Nas próprias coisas de consequência, deve-se ser
humilde, e não pensar achar a vontade de Deus à força de exame e de sutileza de
raciocínio. Mas, depois de havermos pedido a luz do Espírito Santo, de te
termos aplicado a nossa consideração à indagação do Seu plácito, tomado o
conselho do nosso diretor e, se for o caso, de outras duas ou três pessoas
espirituais, devemo-nos resolver e determinar em nome de Deus, e não devemos
depois pôr em dúvida a nossa escolha, mas cultivá-la e sustentá-la devota,
tranquila e constantemente. E, embora as dificuldades, tentações e diversidades
de sucessos que se encontrem no progresso da execução do nosso desígnio possam
suscitar-nos alguma desconfiança de não havermos escolhido bem, devemos todavia
permanecer firmes, e não olhar a tudo isso, considerar que, se
houvéssemos feito outra escolha, talvez tivéssemos achado cem vezes pior: além
de que não sabemos se Deus quer que sejamos exercitados na consolação ou na
tribulação, na paz ou na guerra.

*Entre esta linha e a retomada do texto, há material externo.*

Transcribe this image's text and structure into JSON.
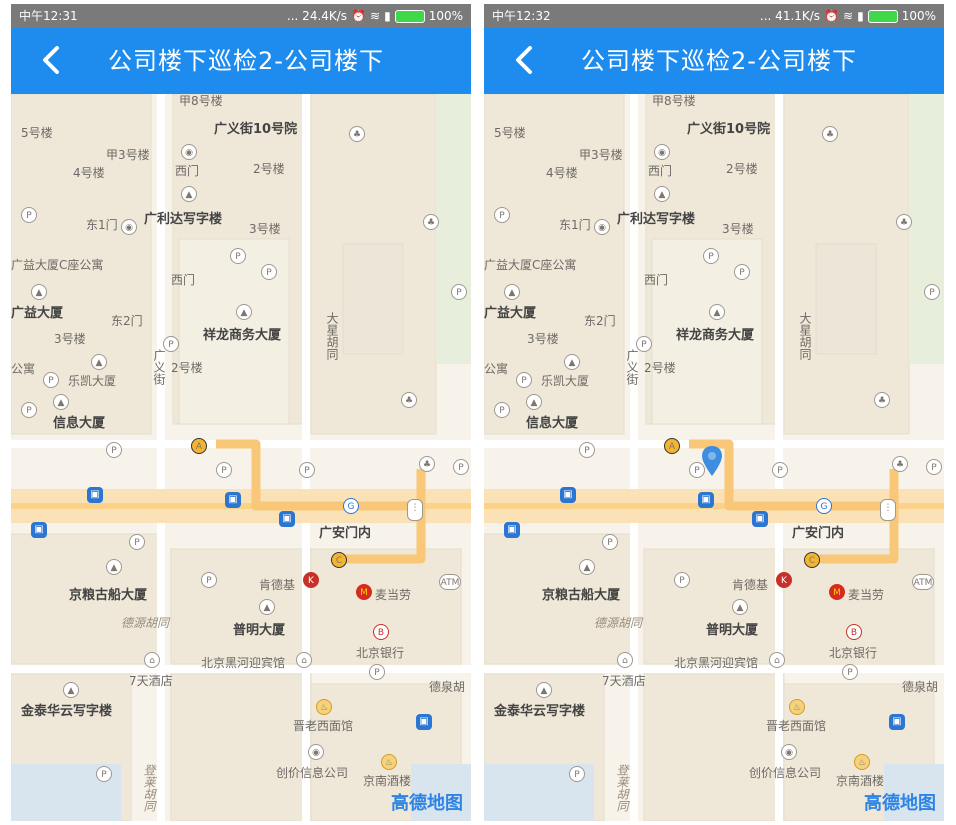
{
  "screens": [
    {
      "status": {
        "time": "中午12:31",
        "speed": "... 24.4K/s",
        "battery": "100%"
      },
      "title": "公司楼下巡检2-公司楼下",
      "show_pin": false
    },
    {
      "status": {
        "time": "中午12:32",
        "speed": "... 41.1K/s",
        "battery": "100%"
      },
      "title": "公司楼下巡检2-公司楼下",
      "show_pin": true
    }
  ],
  "map": {
    "logo": "高德地图",
    "labels": {
      "bldg_jia8": "甲8号楼",
      "b5": "5号楼",
      "guangyijie10": "广义街10号院",
      "jia3": "甲3号楼",
      "b4": "4号楼",
      "ximen1": "西门",
      "b2a": "2号楼",
      "guanglida": "广利达写字楼",
      "dong1men": "东1门",
      "b3a": "3号楼",
      "guangyi_c": "广益大厦C座公寓",
      "ximen2": "西门",
      "guangyi": "广益大厦",
      "dong2men": "东2门",
      "b3b": "3号楼",
      "xianglong": "祥龙商务大厦",
      "daxing": "大星胡同",
      "gongyu": "公寓",
      "b2b": "2号楼",
      "guangyijie": "广义街",
      "lekai": "乐凯大厦",
      "xinxi": "信息大厦",
      "guanganmennei": "广安门内",
      "jingliang": "京粮古船大厦",
      "kfc": "肯德基",
      "mcd": "麦当劳",
      "deyuan": "德源胡同",
      "puming": "普明大厦",
      "bjbank": "北京银行",
      "heihe": "北京黑河迎宾馆",
      "seven": "7天酒店",
      "dequan": "德泉胡",
      "jintai": "金泰华云写字楼",
      "jinlao": "晋老西面馆",
      "chuangjia": "创价信息公司",
      "jingnan": "京南酒楼",
      "denglai": "登莱胡同"
    }
  }
}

Esta resolução santamente tomada, nunca se
deve duvidar da santidade da execução: porquanto, se ela não depende de nós,
não pode falhar; fazer diversamente é uma prova de grande amor-próprio ou de
infância, fraqueza ou parvoíce de espírito.
[1] Pitas, moedinha de cobre, cunhada
em Poitiers, latim Pictavum, valendo um quarto de um dinheiro.